Belfort

The Belfort dataset: Handwritten Text Recognition from Crowdsourced Annotations

ImagesTextsCreative Commons Attribution 4.0 InternationalIntroduced 2023-06-15

The Belfort dataset

This dataset includes minutes of Belfort municipal council drawn up between 1790 and 1946. Documents include deliberations, lists of councillors, convocations, and agendas. It includes 24,105 text-line images that were automatically detected from pages. Up to 4 transcriptions are available for each line image: two from humans, and two from automatic models.
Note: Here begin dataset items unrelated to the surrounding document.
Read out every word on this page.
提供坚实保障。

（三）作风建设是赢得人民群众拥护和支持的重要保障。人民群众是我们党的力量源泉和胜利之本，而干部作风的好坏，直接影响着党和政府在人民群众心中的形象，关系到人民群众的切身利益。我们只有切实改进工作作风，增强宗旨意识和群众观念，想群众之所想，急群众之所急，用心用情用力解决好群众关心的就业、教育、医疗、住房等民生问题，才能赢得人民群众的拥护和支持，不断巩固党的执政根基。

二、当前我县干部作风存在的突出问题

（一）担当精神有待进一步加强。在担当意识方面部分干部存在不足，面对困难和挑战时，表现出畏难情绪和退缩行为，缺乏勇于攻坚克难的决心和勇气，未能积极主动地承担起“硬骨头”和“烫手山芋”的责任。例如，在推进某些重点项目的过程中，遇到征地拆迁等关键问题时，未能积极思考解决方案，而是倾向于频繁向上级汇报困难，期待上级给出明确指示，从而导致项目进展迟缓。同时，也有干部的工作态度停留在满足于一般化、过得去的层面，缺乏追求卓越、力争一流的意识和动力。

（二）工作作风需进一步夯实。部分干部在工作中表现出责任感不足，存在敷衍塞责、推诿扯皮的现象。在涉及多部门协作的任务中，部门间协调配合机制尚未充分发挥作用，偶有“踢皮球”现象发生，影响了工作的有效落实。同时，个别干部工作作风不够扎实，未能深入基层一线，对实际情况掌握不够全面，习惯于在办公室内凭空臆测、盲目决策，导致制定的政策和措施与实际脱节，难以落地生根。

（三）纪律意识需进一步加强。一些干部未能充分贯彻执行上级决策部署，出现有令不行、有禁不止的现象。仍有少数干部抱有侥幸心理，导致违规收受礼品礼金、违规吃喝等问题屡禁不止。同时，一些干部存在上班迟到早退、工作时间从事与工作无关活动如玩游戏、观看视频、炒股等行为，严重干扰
Files are organized in three folders: Images, Transcriptions, and Partitions.

Images

The dataset include 24,105 text-line images that were automatically detected using a generic Doc-UFCN model, and resized to a fixed height of 128 pixels.

Transcriptions

Up to 4 transcriptions are available for each image, as summarized in the following table:

| Folder | N transcriptions | Description | Comments | |:----------: |-----------------: |-----------------------------|-----------------------------------------------------------------------------------| | callico_1/ | 24,105 | Human annotation n°1 | All lines have at least one human annotation | | callico_2/ | 8,878 | Human annotation n°2 | Only 33% of lines have two different human annotations | | dan/ | 24,102 | DAN automatic model | 3 images have empty transcriptions (no text was predicted by the model) | | pylaia/ | 23,536 | PyLaia automatic model | 569 images have empty transcriptions (no text was predicted by the model) | | rasa/ | 23,287 | RASA aggregation algorithm | 818 images have empty transcriptions | | rover/ | 24,104 | ROVER aggregation algorithm | 1 image has an empty transcription |

Data partition

We provide two distinct splits, both of them containing 19,013 training images, 2,262 validation images and 2,830 test images.

  • The Agreement-based split ensures the reliability of the test set:
    • The test set includes lines with perfect agreement between human annotators (Character Error Rate = 0%);
    • The validation set includes lines with good agreement between human annotators (0% < Character Error Rate < 5%);
    • The training set includes all the other lines.
  • The Random split is randomized.

Evaluation

Evaluation results in the paper are computed by comparing predictions to human annotations. Automatic and aggregated transcriptions are only used during model training.